教凌振的,則是如何放炮。凌振從甲仗庫拿來最堅固的火炮,是個生鐵鑄造的炮筒子,炮口有碗口粗,看著笨重。王漢教他如何計算角度,距離,校準等等,讓他練習放炮,告訴他說,放炮放的好,以后則能封王拜將。
雖然是個噱頭,但總得給學生們點動力不是。
兩弟兄也刻苦勤奮,但凡王漢所教,必然學會弄懂,融會貫通。
過了幾日,王漢大婚,便向宋文告了假,發了請柬,準備結婚事宜。另外,結婚前準備了厚禮去見周侗,一是請罪,一是感謝。
師徒見面自然一番訴說,順便解開了王漢疑團。原來,周侗盡管生氣王漢假借鬼神之名招搖撞騙,但又見王漢目的是為尚武強軍,為的是大宋江山社稷,便有心幫助王漢,助他達成心愿。
卻是為何?
周侗本來就是鷹派人士,可近年來朝堂被鴿派把持,鷹派根本說不上話,也是因為如此周侗才一連趕走了史文恭和欒廷玉,而他自己面對鴿派的朝堂,卻沒有絲毫能力去改變。
王漢不一樣,能想到用鬼神之名驅使官家推行新法,這就比周侗強。
想想看,普通人想要見官家一面,那得多艱難?可以說窮其一生都未必能見得上,各種閻王小鬼擋在前面,非常難纏。
王漢厲害,先是一句煙鎖池塘造出聲勢,引起官家注意,跟著拋出九天玄女傳藝的奇聞,勾起官家好奇心,如此變被動為主動,不是王漢求著要見官家,而是官家尋著要見王漢,這一手就比周侗高出許多。
不是有九天玄女的面子挺著,王漢想見趙佶,等著去吧。
周侗一邊滋滋喝酒一邊夸,夸的王漢嘿嘿直樂,臉比城墻都厚,“這番計劃耗費了徒兒許多心血,秘密籌劃了半月之久,唯一缺陷便是,沒想到有人請了師父到場。”說的他多么神通廣大料事如神,卻是忘了他差點被別人搶了繡球以及準備從皇宮奪馬而逃的那些失誤。

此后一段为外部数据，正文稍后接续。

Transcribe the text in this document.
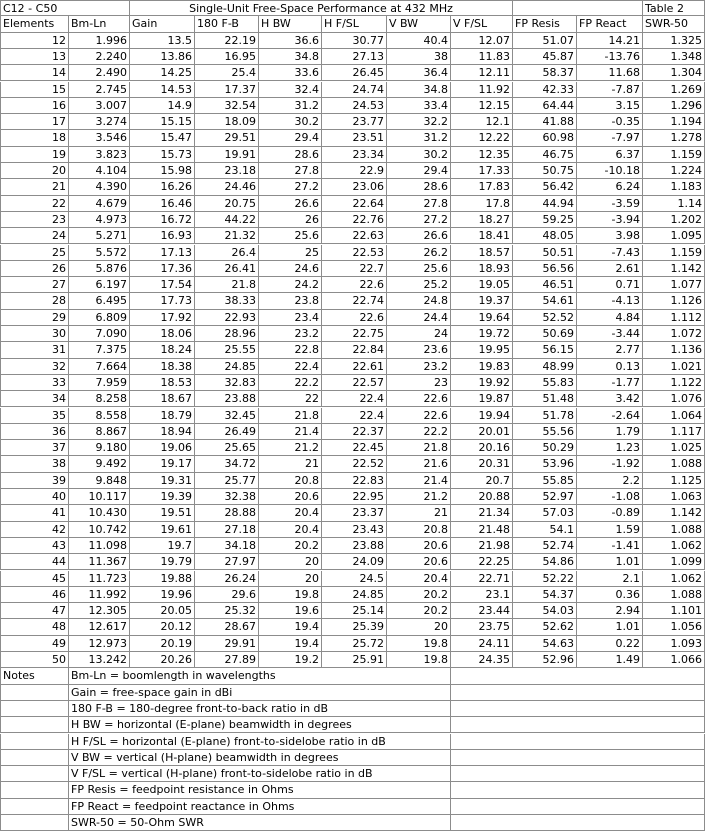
C12 - C50	Single-Unit Free-Space Performance at 432 MHz	Table 2
Elements	Bm-Ln	Gain	180 F-B	H BW	H F/SL	V BW	V F/SL	FP Resis	FP React	SWR-50
12	1.996	13.5	22.19	36.6	30.77	40.4	12.07	51.07	14.21	1.325
13	2.240	13.86	16.95	34.8	27.13	38	11.83	45.87	-13.76	1.348
14	2.490	14.25	25.4	33.6	26.45	36.4	12.11	58.37	11.68	1.304
15	2.745	14.53	17.37	32.4	24.74	34.8	11.92	42.33	-7.87	1.269
16	3.007	14.9	32.54	31.2	24.53	33.4	12.15	64.44	3.15	1.296
17	3.274	15.15	18.09	30.2	23.77	32.2	12.1	41.88	-0.35	1.194
18	3.546	15.47	29.51	29.4	23.51	31.2	12.22	60.98	-7.97	1.278
19	3.823	15.73	19.91	28.6	23.34	30.2	12.35	46.75	6.37	1.159
20	4.104	15.98	23.18	27.8	22.9	29.4	17.33	50.75	-10.18	1.224
21	4.390	16.26	24.46	27.2	23.06	28.6	17.83	56.42	6.24	1.183
22	4.679	16.46	20.75	26.6	22.64	27.8	17.8	44.94	-3.59	1.14
23	4.973	16.72	44.22	26	22.76	27.2	18.27	59.25	-3.94	1.202
24	5.271	16.93	21.32	25.6	22.63	26.6	18.41	48.05	3.98	1.095
25	5.572	17.13	26.4	25	22.53	26.2	18.57	50.51	-7.43	1.159
26	5.876	17.36	26.41	24.6	22.7	25.6	18.93	56.56	2.61	1.142
27	6.197	17.54	21.8	24.2	22.6	25.2	19.05	46.51	0.71	1.077
28	6.495	17.73	38.33	23.8	22.74	24.8	19.37	54.61	-4.13	1.126
29	6.809	17.92	22.93	23.4	22.6	24.4	19.64	52.52	4.84	1.112
30	7.090	18.06	28.96	23.2	22.75	24	19.72	50.69	-3.44	1.072
31	7.375	18.24	25.55	22.8	22.84	23.6	19.95	56.15	2.77	1.136
32	7.664	18.38	24.85	22.4	22.61	23.2	19.83	48.99	0.13	1.021
33	7.959	18.53	32.83	22.2	22.57	23	19.92	55.83	-1.77	1.122
34	8.258	18.67	23.88	22	22.4	22.6	19.87	51.48	3.42	1.076
35	8.558	18.79	32.45	21.8	22.4	22.6	19.94	51.78	-2.64	1.064
36	8.867	18.94	26.49	21.4	22.37	22.2	20.01	55.56	1.79	1.117
37	9.180	19.06	25.65	21.2	22.45	21.8	20.16	50.29	1.23	1.025
38	9.492	19.17	34.72	21	22.52	21.6	20.31	53.96	-1.92	1.088
39	9.848	19.31	25.77	20.8	22.83	21.4	20.7	55.85	2.2	1.125
40	10.117	19.39	32.38	20.6	22.95	21.2	20.88	52.97	-1.08	1.063
41	10.430	19.51	28.88	20.4	23.37	21	21.34	57.03	-0.89	1.142
42	10.742	19.61	27.18	20.4	23.43	20.8	21.48	54.1	1.59	1.088
43	11.098	19.7	34.18	20.2	23.88	20.6	21.98	52.74	-1.41	1.062
44	11.367	19.79	27.97	20	24.09	20.6	22.25	54.86	1.01	1.099
45	11.723	19.88	26.24	20	24.5	20.4	22.71	52.22	2.1	1.062
46	11.992	19.96	29.6	19.8	24.85	20.2	23.1	54.37	0.36	1.088
47	12.305	20.05	25.32	19.6	25.14	20.2	23.44	54.03	2.94	1.101
48	12.617	20.12	28.67	19.4	25.39	20	23.75	52.62	1.01	1.056
49	12.973	20.19	29.91	19.4	25.72	19.8	24.11	54.63	0.22	1.093
50	13.242	20.26	27.89	19.2	25.91	19.8	24.35	52.96	1.49	1.066
Notes	Bm-Ln = boomlength in wavelengths
Gain = free-space gain in dBi
180 F-B = 180-degree front-to-back ratio in dB
H BW = horizontal (E-plane) beamwidth in degrees
H F/SL = horizontal (E-plane) front-to-sidelobe ratio in dB
V BW = vertical (H-plane) beamwidth in degrees
V F/SL = vertical (H-plane) front-to-sidelobe ratio in dB
FP Resis = feedpoint resistance in Ohms
FP React = feedpoint reactance in Ohms
SWR-50 = 50-Ohm SWR
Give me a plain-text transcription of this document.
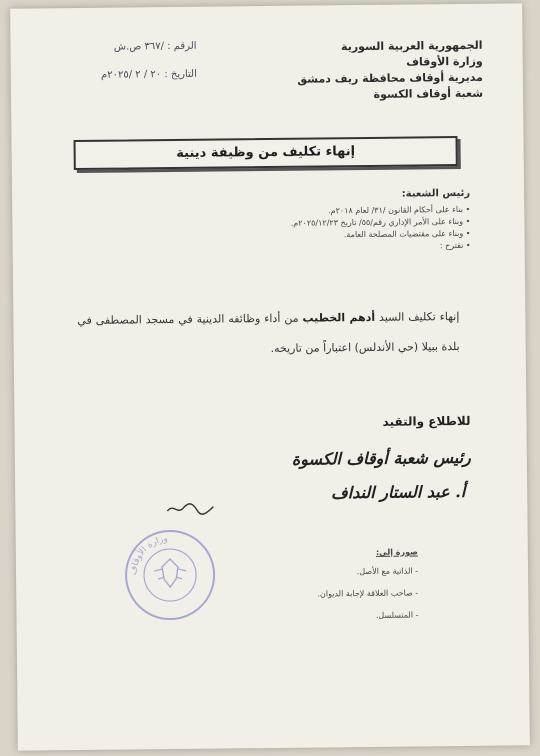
الجمهورية العربية السورية
وزارة الأوقاف
مديرية أوقاف محافظة ريف دمشق
شعبة أوقاف الكسوة
الرقم : /٣٦٧ ص.ش
التاريخ : ٢٠ / ٢ /٢٠٢٥م
إنهاء تكليف من وظيفة دينية
رئيس الشعبة:
• بناء على أحكام القانون /٣١/ لعام ٢٠١٨م.
• وبناء على الأمر الإداري رقم/٥٥/ تاريخ ٢٠٢٥/١٢/٢٣م.
• وبناء على مقتضيات المصلحة العامة.
• نقترح :
إنهاء تكليف السيد أدهم الخطيب من أداء وظائفه الدينية في مسجد المصطفى في بلدة ببيلا (حي الأندلس) اعتباراً من تاريخه.
للاطلاع والتقيد
رئيس شعبة أوقاف الكسوة
أ. عبد الستار النداف
وزارة الأوقاف
صورة إلى:
- الذاتية مع الأصل.
- صاحب العلاقة لإجابة الديوان.
- المتسلسل.
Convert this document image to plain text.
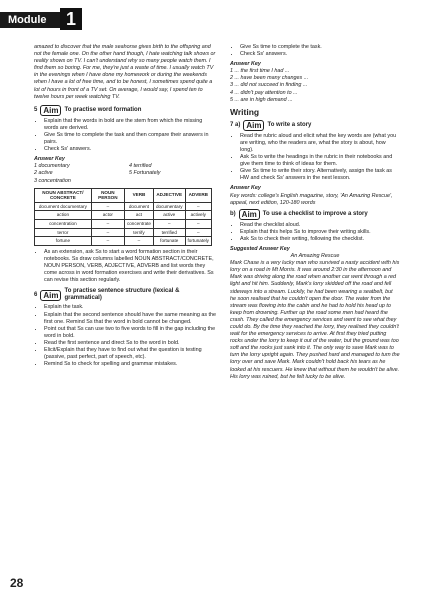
Module	1

amazed to discover that the male seahorse gives birth to the offspring and not the female one. On the other hand though, I hate watching talk shows or reality shows on TV. I can't understand why so many people watch them. I find them so boring. For me, they're just a waste of time. I usually watch TV in the evenings when I have done my homework or during the weekends when I have a lot of free time, and to be honest, I sometimes spend quite a lot of hours in front of a TV set. On average, I would say, I spend ten to twelve hours per week watching TV.

5 Aim	To practise word formation
• Explain that the words in bold are the stem from which the missing words are derived.
• Give Ss time to complete the task and then compare their answers in pairs.
• Check Ss' answers.
Answer Key
1 documentary	4 terrified
2 active	5 Fortunately
3 concentration
NOUN ABSTRACT/ CONCRETE	NOUN PERSON	VERB	ADJECTIVE	ADVERB
document documentary	–	document	documentary	–
action	actor	act	active	actively
concentration	–	concentrate	–	–
terror	–	terrify	terrified	–
fortune	–	–	fortunate	fortunately
• As an extension, ask Ss to start a word formation section in their notebooks. Ss draw columns labelled NOUN ABSTRACT/CONCRETE, NOUN PERSON, VERB, ADJECTIVE, ADVERB and list words they come across in word formation exercises and write their derivatives. Ss can revise this section regularly.
6 Aim	To practise sentence structure (lexical & grammatical)
• Explain the task.
• Explain that the second sentence should have the same meaning as the first one. Remind Ss that the word in bold cannot be changed.
• Point out that Ss can use two to five words to fill in the gap including the word in bold.
• Read the first sentence and direct Ss to the word in bold.
• Elicit/Explain that they have to find out what the question is testing (passive, past perfect, part of speech, etc).
• Remind Ss to check for spelling and grammar mistakes.
• Give Ss time to complete the task.
• Check Ss' answers.
Answer Key
1 ... the first time I had ...
2 ... have been many changes ...
3 ... did not succeed in finding ...
4 ... didn't pay attention to ...
5 ... are in high demand ...
Writing
7 a) Aim	To write a story
• Read the rubric aloud and elicit what the key words are (what you are writing, who the readers are, what the story is about, how long).
• Ask Ss to write the headings in the rubric in their notebooks and give them time to think of ideas for them.
• Give Ss time to write their story. Alternatively, assign the task as HW and check Ss' answers in the next lesson.
Answer Key

Key words: college's English magazine, story, 'An Amazing Rescue', appeal, next edition, 120-180 words

b) Aim	To use a checklist to improve a story
• Read the checklist aloud.
• Explain that this helps Ss to improve their writing skills.
• Ask Ss to check their writing, following the checklist.
Suggested Answer Key
An Amazing Rescue

Mark Chase is a very lucky man who survived a nasty accident with his lorry on a road in Mt Morris. It was around 2:30 in the afternoon and Mark was driving along the road when another car went through a red light and hit him. Suddenly, Mark's lorry skidded off the road and fell sideways into a stream. Luckily, he had been wearing a seatbelt, but he soon realised that he couldn't open the door. The water from the stream was flowing into the cabin and he had to hold his head up to keep from drowning. Further up the road some men had heard the crash. They called the emergency services and went to see what they could do. By the time they reached the lorry, they realised they couldn't wait for the emergency services to arrive. At first they tried putting rocks under the lorry to keep it out of the water, but the ground was too soft and the rocks just sank into it. The only way to save Mark was to turn the lorry upright again. They pushed hard and managed to turn the lorry over and save Mark. Mark couldn't hold back his tears as he looked at his rescuers. He knew that without them he wouldn't be alive. His lorry was ruined, but he felt lucky to be alive.

28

他自夸,周侗也勉勵,“切記不可得意,朝堂之上能人輩出,伴君如伴虎,一定要小心謹慎。”
說到這里,王漢便要問了,“師父,那日是誰請的您老人家?”
周侗答道:“這便要問你了,傳話的是禁軍,又不是太監,肯定是某位大臣。”
王漢疑惑,“會不會是高俅?”
周侗搖頭,“不會是高俅,他是支持新法的,喊我去的人,必定是舊法支持者。”
“唔,那便是曾布了。”說著,王漢心里再次將曾布全家女性問候了一遍。
周侗道:“事到如今,是誰已經不重要,重要的是你接下來如何做。”
王漢眉毛一動,知道這是周侗給他指點門路,連忙乖巧地笑,“請師傅指點。”
周侗一番叮囑指點自是不提,只是臨別前對王漢道:“出得這個門去,你我便不要再以師徒相稱,如今你是天下第一,當愛惜面皮。”
王漢明白周侗心意,再次跪拜,口稱師傅大義。
卻說大婚當日,自然是鞭炮齊鳴鑼鼓喧天,嗩吶絲竹社火藝人各種熱鬧,王漢騎著高頭大馬,游街走巷,橫跨半個內城,到達李府。稍作休整,又騎著高頭大馬,后面跟著花轎,一路浩浩蕩蕩,張揚得意,那種感覺就像乘坐防彈紅旗車緩慢行駛在長安街的雙黃線上。
這貨不僅如此想,還風騷地對著兩邊看熱鬧人群揮手,呼喊同志們好,可惜沒人回應首長好。
有些尷尬,等以后做了大人物,必須這樣玩一次,王漢內心如此說。